The market appears to be pricing in the worst-case scenario. Under this scenario, the partnership with Takeda being dissolved, Hematide is being abandoned, and the company’s assets are being liquidated. Even if this were the case, Affymax has about $180 million in cash after the recent milestone payment. Subtracting liabilities (no long term debt), it has about $125 million in NET cash (not including non-cash assets). With 25 million shares issued, this is about $5 per share. Affymax’s cash burn will slow considerably now that the trials are complete, so it should be able to preserve most of that cash waiting for an FDA decision. As well, Affymax has another $30 million milestone payment upon submission of the FDA, giving it another $1 per share in cash in the next few months. If Hematide is approved, AFFY will also receive a $95 million milestone payment, so going into the marketing phase AFFY could have a total of $250 million in NET cash, or about $10 per share, minus its expenses during that period of time. So the current worst-case (unlikely) scenario for AFFY of liquidation for cash it is worth $ 5 per share; $6 per share upon NDA filing. This is ignoring the inherent value of entire Hematide franchise.

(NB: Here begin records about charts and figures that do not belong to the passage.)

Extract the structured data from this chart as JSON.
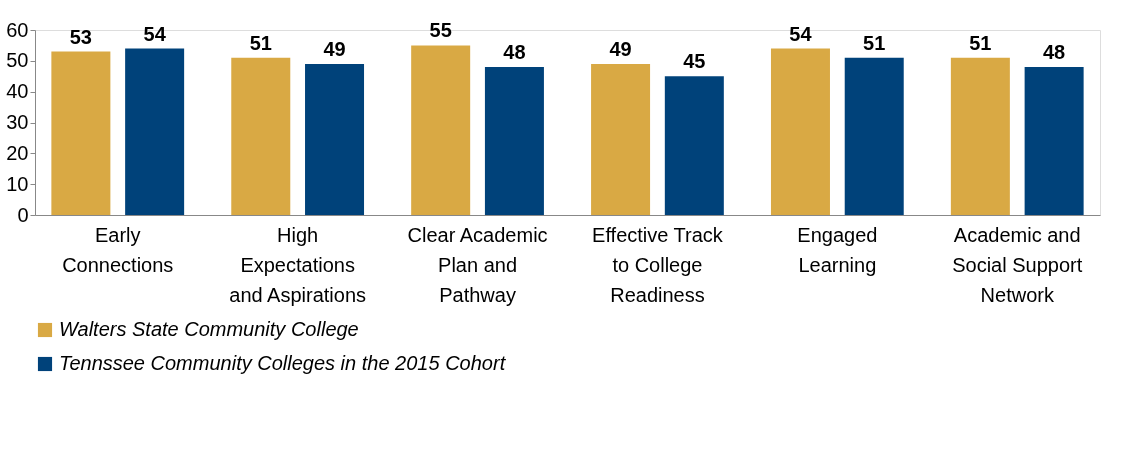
{
  "chart_data": {
    "type": "bar",
    "categories": [
      "Early Connections",
      "High Expectations and Aspirations",
      "Clear Academic Plan and Pathway",
      "Effective Track to College Readiness",
      "Engaged Learning",
      "Academic and Social Support Network"
    ],
    "series": [
      {
        "name": "Walters State Community College",
        "color": "#d9a944",
        "values": [
          53,
          51,
          55,
          49,
          54,
          51
        ]
      },
      {
        "name": "Tennssee Community Colleges in the 2015 Cohort",
        "color": "#00427a",
        "values": [
          54,
          49,
          48,
          45,
          51,
          48
        ]
      }
    ],
    "ylim": [
      0,
      60
    ],
    "yticks": [
      0,
      10,
      20,
      30,
      40,
      50,
      60
    ],
    "grid": false,
    "legend": "bottom",
    "data_labels": true
  }
}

With all this cash, the obvious question is: Why doesn’t Takeda take advantage of the current situation and offer a buyout at a substantial premium to its current price? It would be very cost effective: Takeda would recapture much of the $250 million it has paid out to AFFY, avoid paying the additional $125 million in milestones upon FDA approval, and receive 100% of future Hematide revenues instead of 50%. What would that be worth? A quick guess would be at least $400 million, or $16 per share, a great deal for Takeda and current AFFY shareholders. At this point, I suspect AFFY shareholders who own AFFY in the $20 range would take the deal as well. I am not a big fan of buyout speculation, but AFFY lacks a “poison pill” for a takeover, and in this case this scenario seems too tempting for Takeda. Buying down here in the $5-$6 range seems like a low risk investment, with lots of upside due to a potential buyout or the more likely FDA approval of Hematide.

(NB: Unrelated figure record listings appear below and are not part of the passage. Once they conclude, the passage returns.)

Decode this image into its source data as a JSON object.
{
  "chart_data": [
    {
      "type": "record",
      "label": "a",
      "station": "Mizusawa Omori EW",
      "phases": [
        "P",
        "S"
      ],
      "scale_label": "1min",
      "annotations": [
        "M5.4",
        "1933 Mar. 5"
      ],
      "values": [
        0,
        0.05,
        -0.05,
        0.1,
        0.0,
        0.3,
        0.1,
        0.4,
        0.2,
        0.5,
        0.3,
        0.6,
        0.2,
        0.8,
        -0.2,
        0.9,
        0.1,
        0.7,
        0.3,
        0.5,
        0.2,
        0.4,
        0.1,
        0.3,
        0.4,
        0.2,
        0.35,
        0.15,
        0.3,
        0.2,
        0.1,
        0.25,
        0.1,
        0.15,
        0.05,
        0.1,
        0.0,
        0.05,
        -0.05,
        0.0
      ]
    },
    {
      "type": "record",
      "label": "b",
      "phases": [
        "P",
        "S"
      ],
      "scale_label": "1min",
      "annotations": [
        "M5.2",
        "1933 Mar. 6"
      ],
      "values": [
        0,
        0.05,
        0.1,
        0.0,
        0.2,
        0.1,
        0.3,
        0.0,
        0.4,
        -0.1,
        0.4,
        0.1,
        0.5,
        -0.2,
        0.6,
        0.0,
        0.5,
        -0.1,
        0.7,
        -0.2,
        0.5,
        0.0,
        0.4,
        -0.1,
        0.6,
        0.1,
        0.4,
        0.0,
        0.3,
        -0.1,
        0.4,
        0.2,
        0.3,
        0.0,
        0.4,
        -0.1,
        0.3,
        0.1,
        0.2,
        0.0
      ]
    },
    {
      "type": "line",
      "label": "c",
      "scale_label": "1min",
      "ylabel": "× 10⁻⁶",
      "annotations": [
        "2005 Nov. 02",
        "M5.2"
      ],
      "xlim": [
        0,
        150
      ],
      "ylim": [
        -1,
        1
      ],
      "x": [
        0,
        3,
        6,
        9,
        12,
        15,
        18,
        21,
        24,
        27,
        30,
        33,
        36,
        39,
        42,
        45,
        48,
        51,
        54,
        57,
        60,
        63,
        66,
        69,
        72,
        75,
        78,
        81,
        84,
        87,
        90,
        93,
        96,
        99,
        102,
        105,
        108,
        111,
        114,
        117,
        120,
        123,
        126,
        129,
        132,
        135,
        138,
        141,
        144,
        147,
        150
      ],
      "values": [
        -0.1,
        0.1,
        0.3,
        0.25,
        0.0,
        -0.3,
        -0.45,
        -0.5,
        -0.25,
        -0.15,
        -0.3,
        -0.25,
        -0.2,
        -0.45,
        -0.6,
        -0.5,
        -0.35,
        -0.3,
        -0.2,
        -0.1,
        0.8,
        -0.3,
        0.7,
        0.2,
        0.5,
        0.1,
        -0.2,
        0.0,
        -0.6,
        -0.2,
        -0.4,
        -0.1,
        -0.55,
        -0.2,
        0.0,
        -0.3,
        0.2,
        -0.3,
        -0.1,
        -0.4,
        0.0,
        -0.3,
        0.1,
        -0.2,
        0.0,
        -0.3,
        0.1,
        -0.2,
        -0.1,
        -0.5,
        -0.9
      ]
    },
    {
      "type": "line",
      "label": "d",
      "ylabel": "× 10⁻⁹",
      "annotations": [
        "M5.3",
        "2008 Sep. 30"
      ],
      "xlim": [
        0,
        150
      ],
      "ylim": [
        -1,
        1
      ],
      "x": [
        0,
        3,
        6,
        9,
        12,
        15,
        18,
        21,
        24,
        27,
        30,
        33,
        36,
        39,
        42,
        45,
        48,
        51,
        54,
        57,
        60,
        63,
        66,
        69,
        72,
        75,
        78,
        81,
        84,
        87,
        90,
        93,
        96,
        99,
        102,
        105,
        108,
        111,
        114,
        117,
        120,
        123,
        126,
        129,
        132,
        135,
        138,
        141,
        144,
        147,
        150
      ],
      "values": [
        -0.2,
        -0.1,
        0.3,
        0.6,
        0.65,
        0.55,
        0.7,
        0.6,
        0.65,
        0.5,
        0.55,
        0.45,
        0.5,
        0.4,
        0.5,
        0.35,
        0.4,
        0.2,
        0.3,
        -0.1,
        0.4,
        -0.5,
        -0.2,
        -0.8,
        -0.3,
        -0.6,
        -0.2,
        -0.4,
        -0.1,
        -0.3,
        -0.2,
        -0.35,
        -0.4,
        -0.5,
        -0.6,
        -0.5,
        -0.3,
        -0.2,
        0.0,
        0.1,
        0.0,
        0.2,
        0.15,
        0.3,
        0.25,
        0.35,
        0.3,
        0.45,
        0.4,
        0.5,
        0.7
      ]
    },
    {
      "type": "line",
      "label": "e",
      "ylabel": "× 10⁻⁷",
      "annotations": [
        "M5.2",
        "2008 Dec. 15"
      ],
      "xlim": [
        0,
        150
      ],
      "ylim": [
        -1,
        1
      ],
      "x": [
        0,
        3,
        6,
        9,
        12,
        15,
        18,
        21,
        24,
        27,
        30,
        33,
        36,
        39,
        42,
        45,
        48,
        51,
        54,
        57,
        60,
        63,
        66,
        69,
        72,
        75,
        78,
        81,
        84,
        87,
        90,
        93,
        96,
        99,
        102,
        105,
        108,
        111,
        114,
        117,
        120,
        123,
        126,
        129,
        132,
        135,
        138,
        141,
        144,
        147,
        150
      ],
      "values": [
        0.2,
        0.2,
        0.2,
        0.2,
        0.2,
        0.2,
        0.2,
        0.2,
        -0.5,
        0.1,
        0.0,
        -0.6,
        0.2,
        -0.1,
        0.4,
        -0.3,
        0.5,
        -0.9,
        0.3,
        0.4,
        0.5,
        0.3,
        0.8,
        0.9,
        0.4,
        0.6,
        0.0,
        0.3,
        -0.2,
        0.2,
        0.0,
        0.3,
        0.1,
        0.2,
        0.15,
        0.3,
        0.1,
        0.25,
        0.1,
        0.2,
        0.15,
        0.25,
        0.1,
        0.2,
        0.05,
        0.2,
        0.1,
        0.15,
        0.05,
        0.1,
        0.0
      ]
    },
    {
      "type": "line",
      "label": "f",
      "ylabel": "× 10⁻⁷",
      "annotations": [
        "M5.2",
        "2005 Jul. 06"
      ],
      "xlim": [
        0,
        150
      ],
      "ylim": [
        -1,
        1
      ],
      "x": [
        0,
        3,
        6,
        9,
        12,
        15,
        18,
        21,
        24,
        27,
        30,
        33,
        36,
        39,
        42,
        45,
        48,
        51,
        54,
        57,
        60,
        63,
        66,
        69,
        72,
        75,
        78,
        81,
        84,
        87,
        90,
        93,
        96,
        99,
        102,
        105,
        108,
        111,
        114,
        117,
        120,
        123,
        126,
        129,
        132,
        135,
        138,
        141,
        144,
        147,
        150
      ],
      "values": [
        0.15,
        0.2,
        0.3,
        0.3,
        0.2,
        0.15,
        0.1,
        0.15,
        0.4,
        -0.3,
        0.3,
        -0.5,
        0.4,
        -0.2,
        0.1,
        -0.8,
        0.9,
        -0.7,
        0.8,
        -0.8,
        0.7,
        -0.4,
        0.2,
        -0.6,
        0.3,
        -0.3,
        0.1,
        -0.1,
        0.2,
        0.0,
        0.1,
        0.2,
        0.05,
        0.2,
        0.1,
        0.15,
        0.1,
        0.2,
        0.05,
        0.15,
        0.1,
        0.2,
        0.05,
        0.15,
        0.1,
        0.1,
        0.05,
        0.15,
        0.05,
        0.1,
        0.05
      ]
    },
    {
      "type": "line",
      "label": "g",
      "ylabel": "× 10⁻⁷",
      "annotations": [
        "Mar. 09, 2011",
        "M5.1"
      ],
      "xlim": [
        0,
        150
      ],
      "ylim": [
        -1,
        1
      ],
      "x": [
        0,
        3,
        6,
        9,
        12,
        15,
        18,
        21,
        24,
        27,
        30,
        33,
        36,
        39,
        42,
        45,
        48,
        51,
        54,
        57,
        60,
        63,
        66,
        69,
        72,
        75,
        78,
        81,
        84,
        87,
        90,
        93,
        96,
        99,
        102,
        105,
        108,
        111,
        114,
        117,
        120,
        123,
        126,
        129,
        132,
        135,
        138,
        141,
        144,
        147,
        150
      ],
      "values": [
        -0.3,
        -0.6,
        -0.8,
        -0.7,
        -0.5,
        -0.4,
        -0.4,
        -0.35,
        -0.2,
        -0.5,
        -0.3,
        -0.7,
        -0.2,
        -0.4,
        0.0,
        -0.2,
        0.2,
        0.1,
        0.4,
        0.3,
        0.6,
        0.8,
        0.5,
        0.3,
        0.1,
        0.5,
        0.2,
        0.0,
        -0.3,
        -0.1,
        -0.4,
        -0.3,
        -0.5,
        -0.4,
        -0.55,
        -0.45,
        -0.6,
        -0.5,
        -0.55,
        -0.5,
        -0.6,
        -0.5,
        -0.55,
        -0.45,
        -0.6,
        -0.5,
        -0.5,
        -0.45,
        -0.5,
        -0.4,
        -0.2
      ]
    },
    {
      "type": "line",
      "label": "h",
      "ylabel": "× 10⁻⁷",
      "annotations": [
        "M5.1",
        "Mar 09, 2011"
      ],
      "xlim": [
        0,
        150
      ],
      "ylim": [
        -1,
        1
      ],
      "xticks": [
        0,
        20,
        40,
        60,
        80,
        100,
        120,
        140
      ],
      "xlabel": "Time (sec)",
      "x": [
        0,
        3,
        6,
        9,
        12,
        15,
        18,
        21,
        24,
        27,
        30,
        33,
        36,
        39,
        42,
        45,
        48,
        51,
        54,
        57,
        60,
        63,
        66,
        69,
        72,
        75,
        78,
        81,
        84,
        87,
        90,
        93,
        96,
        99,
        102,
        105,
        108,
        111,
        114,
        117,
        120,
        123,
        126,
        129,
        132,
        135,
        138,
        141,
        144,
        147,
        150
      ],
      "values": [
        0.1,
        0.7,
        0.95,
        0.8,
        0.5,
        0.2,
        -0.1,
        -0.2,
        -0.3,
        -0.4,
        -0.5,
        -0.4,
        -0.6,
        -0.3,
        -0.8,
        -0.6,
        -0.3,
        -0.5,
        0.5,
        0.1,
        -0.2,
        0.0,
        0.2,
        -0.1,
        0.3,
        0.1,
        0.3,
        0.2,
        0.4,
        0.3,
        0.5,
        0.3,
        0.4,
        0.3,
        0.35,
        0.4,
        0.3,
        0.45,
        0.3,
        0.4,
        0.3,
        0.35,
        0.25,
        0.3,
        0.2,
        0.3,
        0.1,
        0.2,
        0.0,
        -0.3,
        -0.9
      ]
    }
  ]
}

I see some near term catalysts to aid a recovery for AFFY:

1) reports that JP Morgan Analyst Meacham will host a conference call with CEO Arlene Morris on July 9 at 1 pm. This will be the first time Affymax will (presumably) clarify some of the clinical data. When Affymax finishes examining the data, and releases a clarification of that data, investors should react positively (considering the total failure of Hematide is priced in)

2) Investors will realize that AFFY is trading close to its cash value, and will reconsider that Hematide is a good drug with a very strong chance of FDA approval and can enter a huge revenue market.

3) The NDA filing in the next few months and $30 million milestone payment.

All of this should encourage the shorts to cover and with the right news and market conditions a short squeeze seems likely. My best guess, based on daily FINRA reports, is that about 20% of AFFY stock is currently held short.

Technically, I am starting to see a rebound in AFFY. The daily chart shows that MACD is actually turning back up, volume is dropping, accum/dist is increasing rather than dropping, ADX is reversing and the zig-zag has turned positive. Stoichastics and RSI say it is way oversold. This speaks to technical traders but be aware that shorts are watching technicals before they cover...they should be getting a clue soon. Even if this trading analysis doesn’t speak to you, as an investor you can invest in all the fundamentals about Affymax’s cash, the value of Hematide, and the unrealistic investor sentiment.

Although the fair value of AFFY is hard to determine given the situation, it is obviously much higher than the market is currently pricing it.